The emissary reached into the small leather satchel that she had slung at her shoulder. From it, she withdrew a gleaming silver object.
“Is that a… pistol?” Marr asked, his eyes running over the wooden handle of the weapon.
“It is, my Lord, but unlike any you will have ever seen.”
Without so much as a flicker of hesitation, the emissary raised the strange-looking pistol and aimed it at the guard standing against the wall.
Six shots exploded through the large sitting room, one after the other, in such rapid succession that the reverberations melded into one long roar in Marr’s stunned ears.
The viscount threw himself back in his chair, toppling out of it. His guard was punched backwards into the elegantly papered wall, his mouth agape, as his blood splashed out, and the plaster was reduced to powder behind him.
Then, as suddenly as it had begun, the noise died.
The guard slumped lifeless to the floor, leaving thick red smears and little pieces of flesh and cloth embedded in the pulverised wall.
The door to the lounge crashed open and four guardsmen, swords drawn, bowled their way in. Before they could cut down the Vansgriman emissary and cause a problem impossible to rectify, Marr raised his hand and cried, “Out! Out! Get out!”
“But, my Lord––”
“Out, I said! I’m unscathed!”
The guards looked apprehensively at their dead colleague and backed slowly from the room.
Marr was astounded. His mouth worked as he looked in horrified fascination at the smoking weapon in the emissary’s hand. As he watched, the woman deftly snapped the pistol open and turned it upside down so that half a dozen little brass canisters fell to the carpet.

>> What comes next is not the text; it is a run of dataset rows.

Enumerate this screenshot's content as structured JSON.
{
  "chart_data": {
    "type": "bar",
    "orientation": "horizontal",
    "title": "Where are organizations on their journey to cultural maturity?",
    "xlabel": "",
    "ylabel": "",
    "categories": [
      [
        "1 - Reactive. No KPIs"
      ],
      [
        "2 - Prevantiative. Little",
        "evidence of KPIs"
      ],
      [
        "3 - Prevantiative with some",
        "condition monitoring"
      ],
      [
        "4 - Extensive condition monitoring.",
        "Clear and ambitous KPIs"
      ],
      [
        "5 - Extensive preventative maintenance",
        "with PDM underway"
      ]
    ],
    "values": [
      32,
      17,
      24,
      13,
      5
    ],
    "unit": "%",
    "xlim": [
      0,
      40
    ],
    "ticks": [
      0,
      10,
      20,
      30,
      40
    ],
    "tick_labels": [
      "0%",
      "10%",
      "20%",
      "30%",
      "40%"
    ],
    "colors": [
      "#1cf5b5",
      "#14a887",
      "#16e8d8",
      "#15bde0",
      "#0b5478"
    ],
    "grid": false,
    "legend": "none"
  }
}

“How – how...,” Marr stammered.
“The Imperator thinks of you as an intelligent man, my Lord. A forward thinker,” the emissary said, snapping the pistol shut and stowing it back in her bag. “He says that you are a man who is wise enough to know that if he cannot understand something, then he should either fear it or worship it. If your inability to crush the potential rebel uprising in any way hinders his plans for expansion, to rule this part of the world, he asks you to imagine what one of these weapons in the hands of each one of his soldiers might do to warriors armed with swords, bows and flintlocks.”
Without another word, the emissary got to her feet, leaving Marr in the company of a cooling corpse, six little brass shells, and the ever-deepening shadow of the future.